Reduce memory churn. VMs that are actively writing large amounts of memory (database commits, video encoding) are harder to migrate because dirty pages accumulate faster than they can be transferred. The migration will converge eventually, but the downtime window during final switchover might be longer.
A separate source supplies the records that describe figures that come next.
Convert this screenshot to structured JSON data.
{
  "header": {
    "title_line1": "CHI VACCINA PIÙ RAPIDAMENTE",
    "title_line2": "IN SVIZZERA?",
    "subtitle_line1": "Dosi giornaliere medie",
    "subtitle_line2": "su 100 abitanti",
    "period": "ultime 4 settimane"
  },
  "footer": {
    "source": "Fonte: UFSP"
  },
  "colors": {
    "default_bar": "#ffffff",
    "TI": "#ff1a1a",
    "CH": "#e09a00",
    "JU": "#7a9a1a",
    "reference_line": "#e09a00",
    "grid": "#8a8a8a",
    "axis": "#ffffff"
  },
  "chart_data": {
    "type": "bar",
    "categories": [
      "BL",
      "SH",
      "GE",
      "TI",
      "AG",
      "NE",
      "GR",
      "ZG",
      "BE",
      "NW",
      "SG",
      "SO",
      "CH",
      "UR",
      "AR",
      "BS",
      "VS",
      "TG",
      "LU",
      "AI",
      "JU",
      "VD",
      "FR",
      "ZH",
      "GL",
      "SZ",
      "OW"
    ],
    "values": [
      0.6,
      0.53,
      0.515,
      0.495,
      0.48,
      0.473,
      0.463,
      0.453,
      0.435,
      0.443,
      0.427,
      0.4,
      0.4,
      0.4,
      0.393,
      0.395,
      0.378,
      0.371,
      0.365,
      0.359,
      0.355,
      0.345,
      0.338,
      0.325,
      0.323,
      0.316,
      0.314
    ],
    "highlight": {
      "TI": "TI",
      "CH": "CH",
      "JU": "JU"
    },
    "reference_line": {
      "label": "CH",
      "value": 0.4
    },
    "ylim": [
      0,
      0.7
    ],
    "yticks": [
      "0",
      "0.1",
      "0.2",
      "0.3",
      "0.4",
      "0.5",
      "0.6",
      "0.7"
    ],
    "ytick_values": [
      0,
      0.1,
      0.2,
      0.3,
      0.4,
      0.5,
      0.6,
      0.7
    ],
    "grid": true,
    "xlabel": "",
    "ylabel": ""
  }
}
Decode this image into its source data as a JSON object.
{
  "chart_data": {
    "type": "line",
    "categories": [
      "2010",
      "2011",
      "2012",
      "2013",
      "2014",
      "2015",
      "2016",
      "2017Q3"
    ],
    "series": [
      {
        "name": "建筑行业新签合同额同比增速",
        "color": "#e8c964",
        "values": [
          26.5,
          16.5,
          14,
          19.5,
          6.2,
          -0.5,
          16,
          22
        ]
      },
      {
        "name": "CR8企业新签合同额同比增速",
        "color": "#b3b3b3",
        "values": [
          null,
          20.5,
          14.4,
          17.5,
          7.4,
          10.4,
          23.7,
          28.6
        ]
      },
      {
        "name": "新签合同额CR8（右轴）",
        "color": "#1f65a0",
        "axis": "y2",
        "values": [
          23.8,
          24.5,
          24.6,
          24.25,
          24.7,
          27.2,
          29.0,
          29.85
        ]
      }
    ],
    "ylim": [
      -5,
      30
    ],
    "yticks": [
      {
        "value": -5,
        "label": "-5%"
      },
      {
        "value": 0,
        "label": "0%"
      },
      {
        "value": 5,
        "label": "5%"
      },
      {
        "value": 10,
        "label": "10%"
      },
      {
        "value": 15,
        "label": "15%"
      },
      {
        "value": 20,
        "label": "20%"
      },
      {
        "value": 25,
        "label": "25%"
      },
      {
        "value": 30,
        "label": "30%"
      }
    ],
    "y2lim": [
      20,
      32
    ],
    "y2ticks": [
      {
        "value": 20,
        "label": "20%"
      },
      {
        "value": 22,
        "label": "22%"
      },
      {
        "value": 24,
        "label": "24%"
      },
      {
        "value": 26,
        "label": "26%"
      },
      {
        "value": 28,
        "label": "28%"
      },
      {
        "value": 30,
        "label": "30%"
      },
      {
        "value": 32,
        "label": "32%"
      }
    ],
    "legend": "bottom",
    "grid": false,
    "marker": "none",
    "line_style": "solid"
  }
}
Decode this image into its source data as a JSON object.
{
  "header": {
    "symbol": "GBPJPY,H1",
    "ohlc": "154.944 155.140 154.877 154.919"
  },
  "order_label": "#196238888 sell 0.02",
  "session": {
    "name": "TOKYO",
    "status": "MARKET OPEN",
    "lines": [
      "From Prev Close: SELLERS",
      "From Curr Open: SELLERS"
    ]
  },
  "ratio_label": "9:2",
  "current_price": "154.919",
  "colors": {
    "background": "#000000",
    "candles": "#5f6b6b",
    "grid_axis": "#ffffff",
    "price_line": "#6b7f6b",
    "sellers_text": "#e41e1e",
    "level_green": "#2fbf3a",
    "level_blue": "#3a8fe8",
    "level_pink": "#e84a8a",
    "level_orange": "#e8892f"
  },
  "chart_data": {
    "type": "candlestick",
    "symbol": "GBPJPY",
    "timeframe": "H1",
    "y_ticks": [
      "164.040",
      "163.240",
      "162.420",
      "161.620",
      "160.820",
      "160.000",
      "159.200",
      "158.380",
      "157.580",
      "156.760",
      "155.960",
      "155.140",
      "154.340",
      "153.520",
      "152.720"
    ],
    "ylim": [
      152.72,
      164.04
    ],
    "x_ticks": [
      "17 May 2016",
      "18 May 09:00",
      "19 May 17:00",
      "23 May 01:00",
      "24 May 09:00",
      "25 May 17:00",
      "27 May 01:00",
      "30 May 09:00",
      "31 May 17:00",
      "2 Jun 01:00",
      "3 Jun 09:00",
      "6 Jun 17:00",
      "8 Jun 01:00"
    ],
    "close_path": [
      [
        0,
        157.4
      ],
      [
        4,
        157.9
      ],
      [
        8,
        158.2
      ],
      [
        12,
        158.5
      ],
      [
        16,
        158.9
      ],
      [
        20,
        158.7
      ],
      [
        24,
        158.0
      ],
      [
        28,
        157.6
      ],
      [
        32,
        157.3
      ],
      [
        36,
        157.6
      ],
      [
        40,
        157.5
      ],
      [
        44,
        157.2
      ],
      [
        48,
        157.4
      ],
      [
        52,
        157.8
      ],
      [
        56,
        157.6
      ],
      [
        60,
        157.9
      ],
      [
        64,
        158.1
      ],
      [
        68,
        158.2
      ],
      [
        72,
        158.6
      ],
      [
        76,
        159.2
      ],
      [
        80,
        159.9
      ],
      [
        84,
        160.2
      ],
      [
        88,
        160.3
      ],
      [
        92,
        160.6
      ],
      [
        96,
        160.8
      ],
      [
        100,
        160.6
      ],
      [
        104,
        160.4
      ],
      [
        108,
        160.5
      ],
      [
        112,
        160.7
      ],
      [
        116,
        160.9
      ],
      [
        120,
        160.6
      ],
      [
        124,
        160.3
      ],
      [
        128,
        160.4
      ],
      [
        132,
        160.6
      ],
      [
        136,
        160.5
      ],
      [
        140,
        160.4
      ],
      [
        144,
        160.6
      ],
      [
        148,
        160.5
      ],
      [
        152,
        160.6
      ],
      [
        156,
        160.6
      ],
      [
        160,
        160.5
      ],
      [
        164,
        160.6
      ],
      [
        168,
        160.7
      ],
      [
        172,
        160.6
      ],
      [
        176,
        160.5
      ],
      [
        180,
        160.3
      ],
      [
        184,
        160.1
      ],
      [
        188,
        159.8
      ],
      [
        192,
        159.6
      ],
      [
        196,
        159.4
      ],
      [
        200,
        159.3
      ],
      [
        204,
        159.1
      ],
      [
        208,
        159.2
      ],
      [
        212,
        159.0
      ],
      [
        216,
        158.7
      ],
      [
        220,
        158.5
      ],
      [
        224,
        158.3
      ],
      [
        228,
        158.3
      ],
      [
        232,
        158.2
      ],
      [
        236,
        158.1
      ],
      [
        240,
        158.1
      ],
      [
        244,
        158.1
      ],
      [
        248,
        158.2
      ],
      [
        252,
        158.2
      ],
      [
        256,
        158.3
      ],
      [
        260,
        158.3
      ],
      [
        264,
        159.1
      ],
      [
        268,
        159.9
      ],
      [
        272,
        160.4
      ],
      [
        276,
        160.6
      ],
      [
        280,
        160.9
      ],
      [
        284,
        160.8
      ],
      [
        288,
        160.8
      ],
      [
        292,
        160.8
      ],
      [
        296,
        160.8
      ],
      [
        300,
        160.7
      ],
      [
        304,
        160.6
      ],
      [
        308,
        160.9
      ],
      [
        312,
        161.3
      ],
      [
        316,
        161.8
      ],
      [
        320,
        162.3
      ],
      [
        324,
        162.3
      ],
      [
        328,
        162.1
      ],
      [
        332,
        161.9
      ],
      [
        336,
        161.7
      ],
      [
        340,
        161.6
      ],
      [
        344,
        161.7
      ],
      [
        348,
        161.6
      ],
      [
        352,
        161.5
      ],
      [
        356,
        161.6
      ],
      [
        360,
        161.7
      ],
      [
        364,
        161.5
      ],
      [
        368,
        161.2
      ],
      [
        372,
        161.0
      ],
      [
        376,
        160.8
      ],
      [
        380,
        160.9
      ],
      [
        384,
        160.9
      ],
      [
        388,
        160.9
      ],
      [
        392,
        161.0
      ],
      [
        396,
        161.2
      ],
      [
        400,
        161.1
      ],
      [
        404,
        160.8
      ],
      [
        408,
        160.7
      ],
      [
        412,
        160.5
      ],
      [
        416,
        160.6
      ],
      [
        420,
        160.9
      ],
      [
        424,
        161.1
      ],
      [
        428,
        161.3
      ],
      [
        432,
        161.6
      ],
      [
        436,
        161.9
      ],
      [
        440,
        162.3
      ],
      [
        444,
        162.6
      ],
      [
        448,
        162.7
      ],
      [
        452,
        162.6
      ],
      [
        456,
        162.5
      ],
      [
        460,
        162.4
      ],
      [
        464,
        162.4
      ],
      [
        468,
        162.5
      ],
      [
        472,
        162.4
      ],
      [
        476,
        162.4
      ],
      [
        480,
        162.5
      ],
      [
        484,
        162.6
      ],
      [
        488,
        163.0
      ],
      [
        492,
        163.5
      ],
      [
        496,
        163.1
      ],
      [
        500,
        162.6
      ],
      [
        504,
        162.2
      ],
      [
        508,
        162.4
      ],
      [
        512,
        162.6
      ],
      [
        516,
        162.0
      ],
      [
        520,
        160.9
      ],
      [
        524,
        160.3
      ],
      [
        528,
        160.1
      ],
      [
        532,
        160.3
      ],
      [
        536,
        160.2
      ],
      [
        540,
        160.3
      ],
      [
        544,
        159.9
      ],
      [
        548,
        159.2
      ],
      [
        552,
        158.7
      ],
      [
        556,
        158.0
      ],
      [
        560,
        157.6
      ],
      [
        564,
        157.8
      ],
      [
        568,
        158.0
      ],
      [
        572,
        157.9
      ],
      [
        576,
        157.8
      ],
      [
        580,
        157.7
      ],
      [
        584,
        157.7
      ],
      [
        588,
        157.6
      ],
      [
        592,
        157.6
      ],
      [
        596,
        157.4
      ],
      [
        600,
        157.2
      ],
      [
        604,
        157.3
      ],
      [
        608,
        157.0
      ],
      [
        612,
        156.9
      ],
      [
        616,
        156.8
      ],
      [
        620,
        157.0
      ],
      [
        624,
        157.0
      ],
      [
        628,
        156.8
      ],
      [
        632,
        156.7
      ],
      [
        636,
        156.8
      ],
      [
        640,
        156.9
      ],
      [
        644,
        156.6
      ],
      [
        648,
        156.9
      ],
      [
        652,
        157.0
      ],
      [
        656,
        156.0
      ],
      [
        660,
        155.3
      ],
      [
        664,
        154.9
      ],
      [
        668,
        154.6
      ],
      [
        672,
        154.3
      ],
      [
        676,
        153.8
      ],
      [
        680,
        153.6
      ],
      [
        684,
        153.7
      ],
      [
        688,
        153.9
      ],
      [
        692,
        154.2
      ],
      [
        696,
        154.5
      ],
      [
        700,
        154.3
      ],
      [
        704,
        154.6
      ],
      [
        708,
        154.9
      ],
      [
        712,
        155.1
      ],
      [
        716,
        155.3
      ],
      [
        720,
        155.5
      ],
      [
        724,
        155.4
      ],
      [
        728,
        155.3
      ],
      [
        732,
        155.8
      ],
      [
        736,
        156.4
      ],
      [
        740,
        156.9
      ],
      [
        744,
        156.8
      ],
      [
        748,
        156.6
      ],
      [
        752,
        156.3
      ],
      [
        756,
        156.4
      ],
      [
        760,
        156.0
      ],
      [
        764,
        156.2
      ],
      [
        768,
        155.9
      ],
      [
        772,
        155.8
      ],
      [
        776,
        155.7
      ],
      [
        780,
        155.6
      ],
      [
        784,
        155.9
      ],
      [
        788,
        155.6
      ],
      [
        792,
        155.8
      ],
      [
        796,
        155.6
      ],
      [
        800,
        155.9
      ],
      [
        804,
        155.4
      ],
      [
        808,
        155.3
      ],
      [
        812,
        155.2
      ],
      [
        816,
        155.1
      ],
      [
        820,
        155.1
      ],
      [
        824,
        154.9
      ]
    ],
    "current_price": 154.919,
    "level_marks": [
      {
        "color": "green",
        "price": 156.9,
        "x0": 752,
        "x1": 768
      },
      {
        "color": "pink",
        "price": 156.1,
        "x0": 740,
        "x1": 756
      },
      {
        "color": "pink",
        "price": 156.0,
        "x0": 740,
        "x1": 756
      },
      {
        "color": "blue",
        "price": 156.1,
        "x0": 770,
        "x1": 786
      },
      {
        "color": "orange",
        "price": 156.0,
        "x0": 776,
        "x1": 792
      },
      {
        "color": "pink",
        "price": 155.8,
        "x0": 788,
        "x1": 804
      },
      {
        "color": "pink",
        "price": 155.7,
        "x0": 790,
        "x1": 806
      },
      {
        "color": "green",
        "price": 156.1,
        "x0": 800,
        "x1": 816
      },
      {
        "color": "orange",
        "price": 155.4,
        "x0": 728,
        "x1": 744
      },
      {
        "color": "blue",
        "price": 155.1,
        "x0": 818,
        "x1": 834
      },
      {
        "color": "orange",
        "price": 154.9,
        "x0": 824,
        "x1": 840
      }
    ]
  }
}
CPU compatibility. The destination node must support all CPU features the VM is using. If your VM is configured with cpu: host and the source node is a newer CPU generation than the destination, migration will fail. For heterogeneous clusters, use a specific CPU model like x86-64-v3 instead of host.

Shared Storage with Ceph

If you don't have external storage infrastructure, Ceph is the natural choice for Proxmox clusters. Each node contributes local disks to a distributed storage pool.

Minimum Requirements

3 nodes (Ceph needs 3 replicas by default)
Dedicated SSD/NVMe on each node for Ceph OSDs (don't share with the OS disk)
10 GbE between nodes (Ceph replication is bandwidth-heavy)
1-2 GB RAM per TB of raw Ceph storage

Quick Ceph Setup

Install Ceph on all nodes via the web UI: Datacenter > node > Ceph > Install.

Or via CLI on each node:

pveceph install --repository no-subscription

Create a Ceph monitor on each node:

pveceph mon create

Create OSDs from your dedicated disks:

# On each node, for each dedicated disk
pveceph osd create /dev/nvme1n1

Create a storage pool:

pveceph pool create vm-pool --size 3 --min_size 2 --pg_autoscale_mode on

This creates a pool with 3 replicas (data survives 2 node failures) and a minimum of 2 replicas to accept writes (operates with 1 node down).

Verify the cluster health:

ceph status

  cluster:
    id:     a1b2c3d4-e5f6-7890-abcd-ef1234567890
    health: HEALTH_OK

  services:
    mon: 3 daemons, quorum pve1,pve2,pve3 (age 2h)
    mgr: pve1(active, since 2h), standbys: pve2, pve3
    osd: 6 osds: 6 up (since 2h), 6 in (since 2h)

  data:
    pools:   1 pools, 128 pgs
    objects: 1.24k objects, 4.8 GiB
    usage:   18 GiB used, 5.5 TiB / 5.5 TiB avail
    pgs:     128 active+clean

HEALTH_OK is what you want. With Ceph running, you can now create VMs on the vm-pool storage and live migrate them between any nodes in the cluster.

Cluster Maintenance

Rolling Updates

Update Proxmox one node at a time. For each node:

Migrate all VMs off the node (or let HA relocate them)
Run the update:

apt update && apt full-upgrade -y

Reboot if a kernel update was installed
Verify the node rejoins the cluster cleanly
Migrate some VMs back
Move to the next node

Never update all nodes simultaneously. If the update breaks something, you want working nodes to fall back on.

Removing a Node

If you need to permanently remove a node from the cluster:

Migrate all VMs and containers off the node
Remove any HA resources assigned to it
On the node being removed:

pvecm delnode pve3

Wait — don't run delnode on the node you're removing. Run it on a remaining node:

# On pve1 or pve2, NOT on pve3
pvecm delnode pve3

Then on the removed node, reset it to standalone:

systemctl stop pve-cluster corosync
pmxcfs -l
rm -f /etc/corosync/*
rm -f /etc/pve/corosync.conf
killall pmxcfs
systemctl start pve-cluster

I've seen people run delnode on the wrong node and end up with a broken cluster. Always double-check which node you're running commands on.

Wrapping Up

Proxmox clustering is powerful but demands respect for the fundamentals. The technology works — I've had clusters running for years with automatic failover saving me from hardware failures multiple times. But every one of those successes was built on proper planning: odd node counts, dedicated corosync networks, shared storage, and tested failover procedures.

If you're starting fresh, my advice is: build a 3-node cluster, use Ceph or NFS for shared storage, set up a couple of test VMs with HA, and deliberately break things. Pull power cables, kill network interfaces, force-reboot nodes. Find out how your cluster behaves under failure conditions in your lab, not in production at 2 AM.

And if you're running two nodes — get a QDevice. Seriously. Your future self will thank you.